Per quanto riguarda l'ammontare dell'impegno finanziario della Confederazione la CdF ha sostenuto una proposta della sua Sottocommissione (DFI/DDPS) incaricata dell'esame preliminare decidendo di non ridurre il credito d'impegno da un miliardo a 700 milioni di franchi. La proposta in tal senso è stata rifiutata con 16 voti contro 8. Se i costi effettivi oltrepassassero questo limite insindacabile di un miliardo di franchi, la Confederazione non dovrebbe in nessun caso farsi carico del supermanto di spesa. Nel decreto federale si deve indicare esplicitamente che la Confederazione non fornisce alcuna garanzia di deficit e che un eventuale deficit sarebbe a carico del Cantone dei Grigioni. E anche il meccanismo su come affrontare eventuali superamenti dei limiti dei crediti deve essere fissato nel decreto federale. Inoltre, la CdF chiede che l'impiego del credito – se la candidatura della Svizzera fosse accolta – sia sorvegliato attentamente.
La minoranza è contraria di principio all'organizzazione dei Giochi olimpici per ragioni finanziarie. Ritiene che gli ultimi Giochi olimpici hanno dimostrato che i costi superano immancabilmente i preventivi. Mancano chiari provvedimenti di controlling per garantire il rispetto del budget; inoltre una quota troppo grande delle entrate va al Comitato internazionale olimpico (CIO) a discapito del comitato organizzativo locale. La minoranza della Commissione è comunque d'accordo con le condizioni poste dalla maggioranza nel caso le proposte del Consiglio federale fossero in linea di massima accolte dalle Camere.
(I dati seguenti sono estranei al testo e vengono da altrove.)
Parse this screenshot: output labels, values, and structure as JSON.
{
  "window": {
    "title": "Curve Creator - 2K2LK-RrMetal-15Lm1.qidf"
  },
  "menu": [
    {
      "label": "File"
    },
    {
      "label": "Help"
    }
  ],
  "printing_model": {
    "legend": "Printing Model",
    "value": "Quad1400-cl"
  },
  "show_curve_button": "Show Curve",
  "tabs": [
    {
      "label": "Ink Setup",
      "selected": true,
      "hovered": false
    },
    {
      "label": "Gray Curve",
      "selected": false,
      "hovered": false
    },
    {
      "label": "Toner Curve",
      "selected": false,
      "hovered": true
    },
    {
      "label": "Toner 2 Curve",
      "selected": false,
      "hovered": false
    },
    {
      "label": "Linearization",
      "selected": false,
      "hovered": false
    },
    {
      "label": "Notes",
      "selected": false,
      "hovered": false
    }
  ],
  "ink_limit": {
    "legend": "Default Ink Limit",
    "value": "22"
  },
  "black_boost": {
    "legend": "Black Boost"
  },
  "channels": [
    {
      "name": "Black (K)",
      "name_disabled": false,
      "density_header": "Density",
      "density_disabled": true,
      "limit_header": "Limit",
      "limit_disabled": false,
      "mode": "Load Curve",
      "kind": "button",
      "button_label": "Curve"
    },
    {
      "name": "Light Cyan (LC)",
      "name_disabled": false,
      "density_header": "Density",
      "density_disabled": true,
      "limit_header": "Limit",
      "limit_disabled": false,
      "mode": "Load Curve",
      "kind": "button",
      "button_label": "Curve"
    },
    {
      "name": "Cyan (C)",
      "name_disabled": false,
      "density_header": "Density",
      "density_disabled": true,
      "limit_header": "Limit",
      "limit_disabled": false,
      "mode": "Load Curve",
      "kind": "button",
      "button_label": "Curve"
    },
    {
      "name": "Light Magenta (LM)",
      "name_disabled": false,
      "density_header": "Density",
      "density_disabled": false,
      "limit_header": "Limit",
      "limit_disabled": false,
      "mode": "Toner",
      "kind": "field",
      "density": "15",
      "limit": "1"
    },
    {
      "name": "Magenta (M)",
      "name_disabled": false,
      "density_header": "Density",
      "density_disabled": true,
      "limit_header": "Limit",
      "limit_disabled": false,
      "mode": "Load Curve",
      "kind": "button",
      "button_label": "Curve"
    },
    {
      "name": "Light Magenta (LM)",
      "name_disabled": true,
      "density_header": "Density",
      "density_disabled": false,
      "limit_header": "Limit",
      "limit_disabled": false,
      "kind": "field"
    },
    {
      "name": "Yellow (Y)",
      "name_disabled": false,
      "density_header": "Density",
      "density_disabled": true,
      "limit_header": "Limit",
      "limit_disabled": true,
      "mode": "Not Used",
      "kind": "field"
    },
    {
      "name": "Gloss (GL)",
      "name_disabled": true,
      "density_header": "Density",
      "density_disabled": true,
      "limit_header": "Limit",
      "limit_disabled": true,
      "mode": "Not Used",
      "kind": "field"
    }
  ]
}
Vivaci discussioni ha sollevato la questione su quando la CdF debba prendere posizione in merito a questo affare sotto forma di un corapporto. La Commissione ha respinto con 14 voti contro 11 la proposta di sospendere la decisione in attesa di conoscere il risultato della votazione popolare che si svolgerà il 3 marzo 2013 nel Cantone dei Grigioni. La proposta di informare l'opinione pubblica soltanto dopo la votazione popolare è stata decisamente respinta dalla Commissione con 21 voti contro 3 e un'astensione. La CdF-N sottoporrà le sue considerazioni alla CSEC-N sotto forma di un corapporto scritto. Questa aveva deciso, nella sua seduta del 17 gennaio 2013, di sospendere la trattazione della questione delle olimpiadi in attesa di conoscere il risultato della votazione popolare del 3 marzo 2013 nei Grigioni (cfr. comunicato stampa della CSEC-N del 18 gennaio 2013).
Presieduta dal consigliere nazionale Pirmin Schwander (UDC/SZ), la Commissione si è riunita a Berna il 28 gennaio 2013. Durante le discussioni su questo oggetto erano presenti il presidente della Confederazione Ueli Maurer, capo del DDPS, il segretario generale del DDPS e il direttore dell'Ufficio federale dello sport.